U in UX stands for You: The Evolution of Consumer Engagement
Ah, the world is changing so damned fast, and the plethora of technology and startups is sometimes overwhelming. So what gives? How does one really bring in consumers and cultivate the relationship in such a way that they don’t leave? My answer: user engagement/ experience.
If you’ve been reading my blog for every so often, chances are you’d have read me go on about how technology is, in many ways, fragmented. APIs, large platforms, access and ease to program, etc. has lowered the barriers to entry (acquire) and exit (churn). Refer to “Who’s poised to profit in this fragmented, online dating world of startups?” The key for success for today’s entrepreneurs and is almost becoming the minimum/ common denominator is beautiful design and an engaging, easy user experience.
In fact, I actually once wrote how design was a key lever in success in “Winning Combination = Speed + Design + ???”. In retrospect, I should have chosen my words more wisely and had substituted “Design” with “User Experience”. I read a great Fast Company article about this evolution from design to user experience – “Move Over Product Design, UX Is The Future”. The article has several interesting points about this shift and this “[g]lobal competition and technological diffusion” per FastCo.
Here are a few takeaways and nuggets from the article:
- “today’s product innovations, and the growth they create, are often incremental, narrow, and fleeting”
- “Global Innovation 1000, R&D spending rose 5.8% last year, yet revenue for those companies increased less than 1%. Global competition and technological diffusion mean that competitors quickly catch up with most improvements, while the transparency of digital and social media also prompts consumers to quickly switch allegiance with each new alluring offer”
- Go beyond the product or service you’re building/ selling. Instead, focus on the experience and the interaction of the consumer. Uber “fundamentally changed how you order, meet, and pay for a car”
- Focus on the consumer, but you’ll have to be the one who leads the experience. Henry Ford famously said, “If I asked people what they wanted, they would have said faster horses.” Consumers tend to focus on the pain and fixing that pain by “lessening it”. They need you to think more creatively and think more broadly. Delta, for example, brought the lounge experience to the gates in LaGuardia and Minneapolis airports. This way, Delta may not be able to speed up traffic controlling at a whole airport, but they can make the whole experience a lot more appealing (*phew!* that was a long bullet)
- Your company’s culture is viral and spreads outward. “Before an experience will come across as real to the outside world, dozens, hundreds or thousands of employees need to be educated and empowered to deliver the vision”
I change the word from “customer” to “consumer” in many of the above after sitting down recently with MaxMedia. MaxMedia is a consumer engagement company here in Atlanta. They believe that there’s a much, much larger scope of people who “consume” an experience, a brand, an idea who may not actually be “customers”. I tend to then think consumer is the aggregation of both prospects (target and non-target prospects), and customers. MaxMedia has recently announced a new approach (for marketing but for real) called You&Me.

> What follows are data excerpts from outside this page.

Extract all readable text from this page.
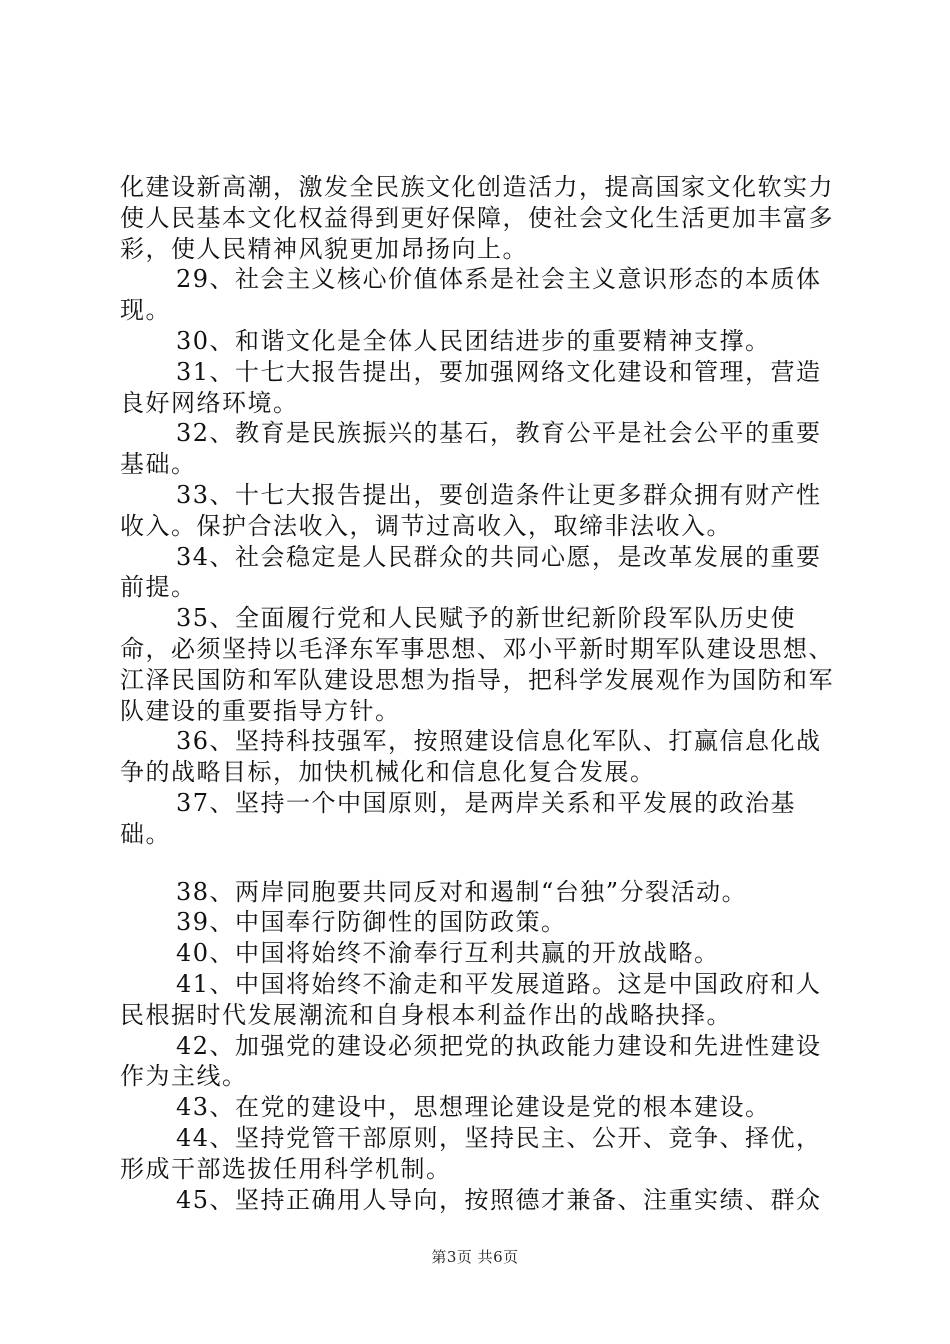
化建设新高潮，激发全民族文化创造活力，提高国家文化软实力使人民基本文化权益得到更好保障，使社会文化生活更加丰富多彩，使人民精神风貌更加昂扬向上。

29、社会主义核心价值体系是社会主义意识形态的本质体现。

30、和谐文化是全体人民团结进步的重要精神支撑。

31、十七大报告提出，要加强网络文化建设和管理，营造良好网络环境。

32、教育是民族振兴的基石，教育公平是社会公平的重要基础。

33、十七大报告提出，要创造条件让更多群众拥有财产性收入。保护合法收入，调节过高收入，取缔非法收入。

34、社会稳定是人民群众的共同心愿，是改革发展的重要前提。

35、全面履行党和人民赋予的新世纪新阶段军队历史使命，必须坚持以毛泽东军事思想、邓小平新时期军队建设思想、江泽民国防和军队建设思想为指导，把科学发展观作为国防和军队建设的重要指导方针。

36、坚持科技强军，按照建设信息化军队、打赢信息化战争的战略目标，加快机械化和信息化复合发展。

37、坚持一个中国原则，是两岸关系和平发展的政治基础。

38、两岸同胞要共同反对和遏制“台独”分裂活动。

39、中国奉行防御性的国防政策。

40、中国将始终不渝奉行互利共赢的开放战略。

41、中国将始终不渝走和平发展道路。这是中国政府和人民根据时代发展潮流和自身根本利益作出的战略抉择。

42、加强党的建设必须把党的执政能力建设和先进性建设作为主线。

43、在党的建设中，思想理论建设是党的根本建设。

44、坚持党管干部原则，坚持民主、公开、竞争、择优，形成干部选拔任用科学机制。

45、坚持正确用人导向，按照德才兼备、注重实绩、群众

第3页 共6页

The focus is all about – you guessed it – consumer engagement with the brand.
Consumers = Prospects + Customers
Okay, so let me step back and close this baby out…
Technological innovation isn’t enough these days. It gets you out the door, but by and large, the market catches up, and you’re struggling to hold onto those precious consumers. UX is key to bringing in consumers as well as preventing them from leaving. UX can be the difference between why I switched from Pandora to Spotify. UX is the masterstroke that enabled Airbnb to grow so fast, and made renting someone’s home for a more local experience rather than focus on price. Uber stepped back and reimagined the whole experience of ordering a car, and now, it’s so easy and fun to call your “own personal” black car service. The tech behind it all is cool, sure, but to us as consumers, it’s all just fun and opens our world to much greater.
What are your thoughts on the criticality of user experience in business/ startups? How do you see the interplay between the underlying technologies and user experience in gaining new consumers and keeping existing?